Ромка да такой степени растрогался от веры в дружбу, что описал ботинок. А еще он себя падлой обозвал за гнусный помысел. В наказание Рыжий Псих шибанул своим лбом о стену. Засвистел от боли, а когда она отступила, пацан еще раз поклялся своему отражению в зеркале, что до конца жизни будет хранить дружескую верность Леньке Северцеву.

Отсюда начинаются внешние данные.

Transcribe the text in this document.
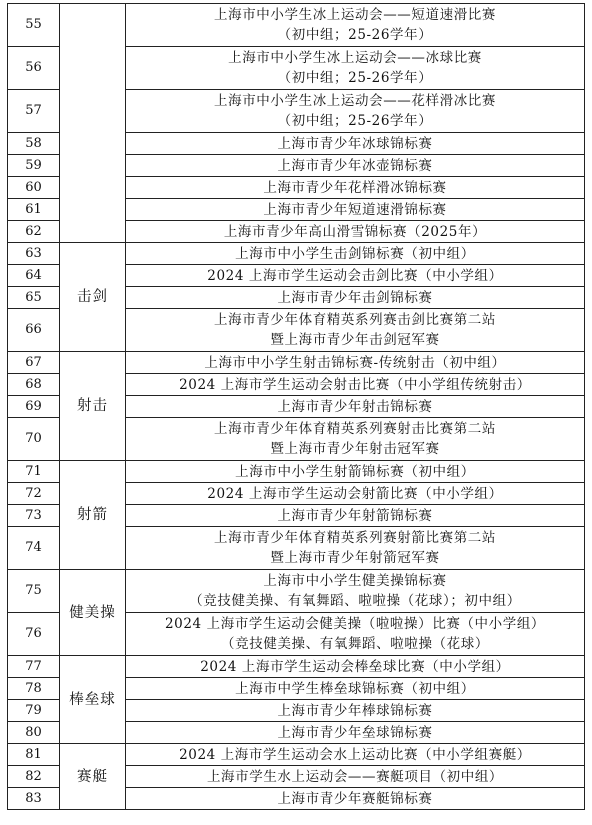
55		上海市中小学生冰上运动会——短道速滑比赛
（初中组；25-26学年）

56		上海市中小学生冰上运动会——冰球比赛
（初中组；25-26学年）

57		上海市中小学生冰上运动会——花样滑冰比赛
（初中组；25-26学年）

58		上海市青少年冰球锦标赛

59		上海市青少年冰壶锦标赛

60		上海市青少年花样滑冰锦标赛

61		上海市青少年短道速滑锦标赛

62		上海市青少年高山滑雪锦标赛（2025年）

63	击剑	上海市中小学生击剑锦标赛（初中组）

64		2024 上海市学生运动会击剑比赛（中小学组）

65		上海市青少年击剑锦标赛

66		上海市青少年体育精英系列赛击剑比赛第二站
暨上海市青少年击剑冠军赛

67	射击	上海市中小学生射击锦标赛-传统射击（初中组）

68		2024 上海市学生运动会射击比赛（中小学组传统射击）

69		上海市青少年射击锦标赛

70		上海市青少年体育精英系列赛射击比赛第二站
暨上海市青少年射击冠军赛

71	射箭	上海市中小学生射箭锦标赛（初中组）

72		2024 上海市学生运动会射箭比赛（中小学组）

73		上海市青少年射箭锦标赛

74		上海市青少年体育精英系列赛射箭比赛第二站
暨上海市青少年射箭冠军赛

75	健美操	上海市中小学生健美操锦标赛
（竞技健美操、有氧舞蹈、啦啦操（花球）；初中组）

76		2024 上海市学生运动会健美操（啦啦操）比赛（中小学组）
（竞技健美操、有氧舞蹈、啦啦操（花球）

77	棒垒球	2024 上海市学生运动会棒垒球比赛（中小学组）

78		上海市中学生棒垒球锦标赛（初中组）

79		上海市青少年棒球锦标赛

80		上海市青少年垒球锦标赛

81	赛艇	2024 上海市学生运动会水上运动比赛（中小学组赛艇）

82		上海市学生水上运动会——赛艇项目（初中组）

83		上海市青少年赛艇锦标赛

– Как он клево с муравьями!..

*

Конечно, их искали. Правда, розыски начались с некоторым опозданием, так как хоронили математичку и пристально интересовались причинами столь странной смерти. А уж когда следователь сообщил о вине санитарных служб, проглядевших муравьиное гнездо, сведя смерть к банальности, вот тогда и заметили пропажу двоих детей.

Искали с усердием, так как дети – святое понятие для государства. Но след мальчика и девочки не отыскивался ни на одном из направлений поисков. Поговаривали даже, что в области завелся маньяк, который похищает детей, потом убивает младые организмы и прячет их под толщей земной на веки вечные.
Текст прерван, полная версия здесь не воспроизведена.